Es sind die häufigen Fälle von sekundären Dysplasien, verursacht durch Infektionen im Hüftgelenk, die uns veranlasst haben, eine ausgewiesene Kapazität für pädiatrische Infektiologie in die Mongolei einzuladen. Zu gern möchten wir auch hier einen Beitrag leisten, denn die Prognose ist für die betroffenen Kinder inzwischen sehr viel schlechter, als die der von einer DDH Betroffenen. Bei einer akuten Infektion kann der Hüftkopf innert wenigen Tagen wie Schnee an der Sonne schmelzen – und wächst nicht einfach so wieder nach.
So hat also Nicole Ritz heute ihren ersten “Arbeitstag” in unserer Gruppe erlebt, und das am president election day, wo Arbeiten sozusagen bei Strafe verboten ist. Die politische Bedeutung dieses Tages ist momentan noch sehr offen, infektiologisch hingegen ist alles klar, doch davon später. Erst einmal mussten wir bei 30°C quer durch Ulaanbaatar stiefeln, weil unser Tulgaa im traffic jam derart stecken geblieben ist, dass er seinen Weg ins Spital zu Fuss zurücklegen musste und seinen Wagen einfach stehen liess. Bayalag führte uns dann quer durch alle möglichen Intensivstationen in der mit über 500 budgeted beds grossen und einzigen Kinderklinik des Landes. Beeindruckend war erst einmal die Erkenntnis, dass v.a. infrastrukturell in den letzten Jahren eine massive Aufrüstung stattgefunden hat. Dutzende Maschinen moderner Bauart waren im Einsatz, Kinder beatmend, beleuchtend, überwachend und wärmend. Wie es scheint, sind alle diese Geräte über Hilfsprojekte finanziert worden, v.a. den Hinweis auf “the people of Japan” finden wir häufig. Was vordergründig imponiert, muss bei Nachfrage und genauerem Hinschauen doch hinterfragt werden. In vielen Bettchen liegen zwei Babies, teils auch auf den Gängen der Kliniken. Angaben zu den häufigen medizinischen Problemen bleiben oft etwas vage. Die Überlebenschance eines Babies von unter 1000g liegt bei 30% und Infektionen scheinen wirklich ein relevantes Risiko zu sein.

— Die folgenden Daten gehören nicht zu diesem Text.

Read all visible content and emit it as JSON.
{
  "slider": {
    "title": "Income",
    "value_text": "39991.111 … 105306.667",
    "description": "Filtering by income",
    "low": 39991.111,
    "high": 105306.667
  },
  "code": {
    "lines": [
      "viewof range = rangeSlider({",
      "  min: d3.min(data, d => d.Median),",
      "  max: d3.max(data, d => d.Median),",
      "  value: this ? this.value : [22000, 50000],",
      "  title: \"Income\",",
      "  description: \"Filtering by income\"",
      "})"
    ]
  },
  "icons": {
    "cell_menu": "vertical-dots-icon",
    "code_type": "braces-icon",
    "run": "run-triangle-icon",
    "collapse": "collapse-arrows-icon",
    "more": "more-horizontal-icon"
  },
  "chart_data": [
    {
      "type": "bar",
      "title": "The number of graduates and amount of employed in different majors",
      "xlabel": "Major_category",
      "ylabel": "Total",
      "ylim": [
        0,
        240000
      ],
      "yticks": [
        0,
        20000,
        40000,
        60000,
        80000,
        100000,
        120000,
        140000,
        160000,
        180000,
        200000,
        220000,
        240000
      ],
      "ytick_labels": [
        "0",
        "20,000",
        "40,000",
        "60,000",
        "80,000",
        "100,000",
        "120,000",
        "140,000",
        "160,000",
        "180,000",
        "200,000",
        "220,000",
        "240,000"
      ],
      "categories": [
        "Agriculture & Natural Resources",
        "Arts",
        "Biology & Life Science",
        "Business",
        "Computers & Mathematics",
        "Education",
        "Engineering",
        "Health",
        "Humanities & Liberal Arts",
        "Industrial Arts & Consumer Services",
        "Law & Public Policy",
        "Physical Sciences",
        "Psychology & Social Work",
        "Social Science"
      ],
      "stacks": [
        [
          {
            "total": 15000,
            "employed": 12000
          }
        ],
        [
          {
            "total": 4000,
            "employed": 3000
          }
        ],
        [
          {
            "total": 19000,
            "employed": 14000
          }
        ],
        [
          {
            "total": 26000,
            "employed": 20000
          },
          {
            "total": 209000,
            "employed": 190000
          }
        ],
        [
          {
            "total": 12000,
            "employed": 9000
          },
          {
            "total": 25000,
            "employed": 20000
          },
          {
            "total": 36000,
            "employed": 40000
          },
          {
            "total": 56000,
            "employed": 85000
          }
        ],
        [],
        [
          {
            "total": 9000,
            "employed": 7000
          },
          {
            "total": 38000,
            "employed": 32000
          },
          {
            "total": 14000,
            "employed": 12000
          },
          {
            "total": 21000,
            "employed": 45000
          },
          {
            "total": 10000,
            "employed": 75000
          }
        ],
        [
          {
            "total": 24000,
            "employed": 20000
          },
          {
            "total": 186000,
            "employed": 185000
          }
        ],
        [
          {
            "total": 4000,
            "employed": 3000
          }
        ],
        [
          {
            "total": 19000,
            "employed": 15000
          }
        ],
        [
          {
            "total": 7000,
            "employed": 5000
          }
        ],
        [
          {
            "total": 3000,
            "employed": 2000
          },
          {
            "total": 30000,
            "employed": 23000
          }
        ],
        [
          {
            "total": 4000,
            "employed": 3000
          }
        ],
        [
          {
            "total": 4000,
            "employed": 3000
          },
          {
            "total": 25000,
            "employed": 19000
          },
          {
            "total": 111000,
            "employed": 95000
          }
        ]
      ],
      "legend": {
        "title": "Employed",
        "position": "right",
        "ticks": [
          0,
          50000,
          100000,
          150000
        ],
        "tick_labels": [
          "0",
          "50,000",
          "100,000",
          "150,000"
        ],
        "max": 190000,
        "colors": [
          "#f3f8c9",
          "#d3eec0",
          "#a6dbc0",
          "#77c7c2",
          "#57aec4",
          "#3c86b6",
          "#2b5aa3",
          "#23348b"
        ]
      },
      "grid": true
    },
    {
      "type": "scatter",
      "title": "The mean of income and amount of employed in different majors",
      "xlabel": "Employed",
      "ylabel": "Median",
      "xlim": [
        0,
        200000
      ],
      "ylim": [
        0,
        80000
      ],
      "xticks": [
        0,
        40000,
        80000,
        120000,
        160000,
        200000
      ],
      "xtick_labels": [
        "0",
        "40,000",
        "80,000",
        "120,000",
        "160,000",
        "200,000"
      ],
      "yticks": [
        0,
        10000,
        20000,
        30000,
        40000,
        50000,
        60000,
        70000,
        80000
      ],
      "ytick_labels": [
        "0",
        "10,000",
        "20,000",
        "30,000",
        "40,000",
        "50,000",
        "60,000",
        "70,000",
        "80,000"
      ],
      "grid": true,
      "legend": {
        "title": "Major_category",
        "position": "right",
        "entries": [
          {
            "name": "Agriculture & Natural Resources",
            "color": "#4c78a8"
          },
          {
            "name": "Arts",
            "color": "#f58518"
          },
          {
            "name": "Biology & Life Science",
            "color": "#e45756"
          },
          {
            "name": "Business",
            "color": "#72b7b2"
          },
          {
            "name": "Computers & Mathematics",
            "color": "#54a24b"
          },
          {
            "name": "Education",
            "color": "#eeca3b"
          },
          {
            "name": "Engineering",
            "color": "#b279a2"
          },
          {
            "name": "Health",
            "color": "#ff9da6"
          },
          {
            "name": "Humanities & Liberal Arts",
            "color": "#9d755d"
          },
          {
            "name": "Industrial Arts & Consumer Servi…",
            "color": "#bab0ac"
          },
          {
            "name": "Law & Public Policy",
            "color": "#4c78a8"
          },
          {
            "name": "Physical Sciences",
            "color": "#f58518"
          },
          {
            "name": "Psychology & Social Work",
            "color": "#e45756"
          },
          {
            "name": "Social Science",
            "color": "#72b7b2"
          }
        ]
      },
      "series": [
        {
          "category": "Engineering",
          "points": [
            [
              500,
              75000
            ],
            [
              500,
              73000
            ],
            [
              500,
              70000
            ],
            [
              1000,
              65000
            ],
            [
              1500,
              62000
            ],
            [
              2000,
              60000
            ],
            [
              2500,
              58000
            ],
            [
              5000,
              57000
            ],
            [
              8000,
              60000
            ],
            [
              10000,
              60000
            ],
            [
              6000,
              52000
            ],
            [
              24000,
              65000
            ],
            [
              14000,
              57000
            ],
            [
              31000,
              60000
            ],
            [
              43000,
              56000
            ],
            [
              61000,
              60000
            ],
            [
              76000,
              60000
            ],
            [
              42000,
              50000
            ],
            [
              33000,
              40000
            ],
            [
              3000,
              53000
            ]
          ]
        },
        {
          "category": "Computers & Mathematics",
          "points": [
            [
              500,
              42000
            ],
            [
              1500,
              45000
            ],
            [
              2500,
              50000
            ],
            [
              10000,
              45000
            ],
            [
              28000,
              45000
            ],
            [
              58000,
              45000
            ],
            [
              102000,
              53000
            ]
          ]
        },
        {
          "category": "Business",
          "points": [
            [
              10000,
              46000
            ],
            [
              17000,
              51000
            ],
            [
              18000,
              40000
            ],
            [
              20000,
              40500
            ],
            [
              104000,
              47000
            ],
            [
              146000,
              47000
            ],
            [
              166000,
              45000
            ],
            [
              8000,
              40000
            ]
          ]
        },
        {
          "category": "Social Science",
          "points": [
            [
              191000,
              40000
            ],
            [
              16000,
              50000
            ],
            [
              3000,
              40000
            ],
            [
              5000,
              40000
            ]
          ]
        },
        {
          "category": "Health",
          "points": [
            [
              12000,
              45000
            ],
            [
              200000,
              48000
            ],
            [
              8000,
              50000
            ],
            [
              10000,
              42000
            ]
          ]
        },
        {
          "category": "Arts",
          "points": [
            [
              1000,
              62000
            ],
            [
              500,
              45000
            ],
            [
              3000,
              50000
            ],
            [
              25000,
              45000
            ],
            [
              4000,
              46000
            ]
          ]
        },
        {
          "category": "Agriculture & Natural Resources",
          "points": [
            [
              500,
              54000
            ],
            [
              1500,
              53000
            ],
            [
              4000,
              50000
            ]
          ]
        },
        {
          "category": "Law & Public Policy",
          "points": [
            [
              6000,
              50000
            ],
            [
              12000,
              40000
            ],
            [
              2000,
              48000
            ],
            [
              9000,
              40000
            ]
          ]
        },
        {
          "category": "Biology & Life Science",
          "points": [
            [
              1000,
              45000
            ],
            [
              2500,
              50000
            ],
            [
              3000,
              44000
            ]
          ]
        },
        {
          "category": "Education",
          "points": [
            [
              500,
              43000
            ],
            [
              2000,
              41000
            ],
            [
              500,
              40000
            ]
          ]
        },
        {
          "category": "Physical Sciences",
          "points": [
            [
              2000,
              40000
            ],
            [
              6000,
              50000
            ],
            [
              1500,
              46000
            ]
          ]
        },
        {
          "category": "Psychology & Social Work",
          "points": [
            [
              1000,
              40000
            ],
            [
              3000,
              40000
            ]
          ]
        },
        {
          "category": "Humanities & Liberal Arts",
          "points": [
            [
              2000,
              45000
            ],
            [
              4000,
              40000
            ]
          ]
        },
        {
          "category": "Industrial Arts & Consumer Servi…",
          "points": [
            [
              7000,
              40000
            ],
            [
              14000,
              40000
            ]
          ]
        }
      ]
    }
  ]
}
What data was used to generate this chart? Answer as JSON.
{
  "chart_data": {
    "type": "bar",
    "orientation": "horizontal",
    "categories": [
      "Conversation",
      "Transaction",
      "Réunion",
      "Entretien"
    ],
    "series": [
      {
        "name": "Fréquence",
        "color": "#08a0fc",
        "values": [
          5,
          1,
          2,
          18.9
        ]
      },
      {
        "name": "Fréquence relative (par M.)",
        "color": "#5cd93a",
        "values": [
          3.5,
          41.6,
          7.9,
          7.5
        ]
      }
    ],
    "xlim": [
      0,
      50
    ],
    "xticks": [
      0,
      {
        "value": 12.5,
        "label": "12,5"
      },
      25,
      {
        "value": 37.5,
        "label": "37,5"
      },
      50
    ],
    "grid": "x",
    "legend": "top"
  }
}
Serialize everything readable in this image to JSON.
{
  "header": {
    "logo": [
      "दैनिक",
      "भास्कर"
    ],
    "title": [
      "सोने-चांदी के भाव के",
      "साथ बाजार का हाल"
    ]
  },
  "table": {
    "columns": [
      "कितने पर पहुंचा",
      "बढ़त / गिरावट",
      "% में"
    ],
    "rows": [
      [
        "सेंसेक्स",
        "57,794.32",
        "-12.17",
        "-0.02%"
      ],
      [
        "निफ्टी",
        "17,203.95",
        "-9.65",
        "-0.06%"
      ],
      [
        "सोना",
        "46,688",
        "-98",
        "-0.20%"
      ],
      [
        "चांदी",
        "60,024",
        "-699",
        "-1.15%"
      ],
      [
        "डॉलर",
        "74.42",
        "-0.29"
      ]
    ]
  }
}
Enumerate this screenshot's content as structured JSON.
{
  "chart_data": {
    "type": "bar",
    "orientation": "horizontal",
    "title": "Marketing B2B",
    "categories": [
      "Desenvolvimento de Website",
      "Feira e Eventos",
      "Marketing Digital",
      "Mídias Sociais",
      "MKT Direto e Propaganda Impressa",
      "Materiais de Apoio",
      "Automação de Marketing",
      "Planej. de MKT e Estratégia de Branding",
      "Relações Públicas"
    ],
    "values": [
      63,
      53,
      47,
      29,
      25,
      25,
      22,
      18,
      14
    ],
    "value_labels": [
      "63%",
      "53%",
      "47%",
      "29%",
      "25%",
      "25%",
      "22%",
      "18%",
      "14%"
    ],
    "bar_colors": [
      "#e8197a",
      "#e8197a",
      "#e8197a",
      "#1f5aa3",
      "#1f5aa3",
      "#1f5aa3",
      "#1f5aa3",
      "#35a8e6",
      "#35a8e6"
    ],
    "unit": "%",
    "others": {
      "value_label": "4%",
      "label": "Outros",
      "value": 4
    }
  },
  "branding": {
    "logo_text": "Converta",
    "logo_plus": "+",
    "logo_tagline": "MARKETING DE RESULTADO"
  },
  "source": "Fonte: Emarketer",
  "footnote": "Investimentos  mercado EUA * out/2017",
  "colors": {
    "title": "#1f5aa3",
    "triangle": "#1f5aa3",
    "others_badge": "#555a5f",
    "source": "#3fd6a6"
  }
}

Doch auch in Anbetracht dieser Fragezeichen erhalten wir den Eindruck, als sei die Lernkurve steil und die Motivation zu Verbesserungen hoch. Das verdient Anerkennung und bestätigt uns auch darin, dass wir einen kleinen Beitrag leisten wollen. So setzten wir uns denn hin und haben in weniger als einer Stunde einen Algorithmus zum Vorgehen bei akuter Hüftgelenksinfektion definiert und gleich auch noch eine Studie zum Thema entworfen. Morgen werden wir sehen, ob unsere mongolischen Freunde mitmachen werden… ich schätze, wir lassen ihnen keine Wahl, die hatten sie schon im Bezug auf ihren Präsidenten.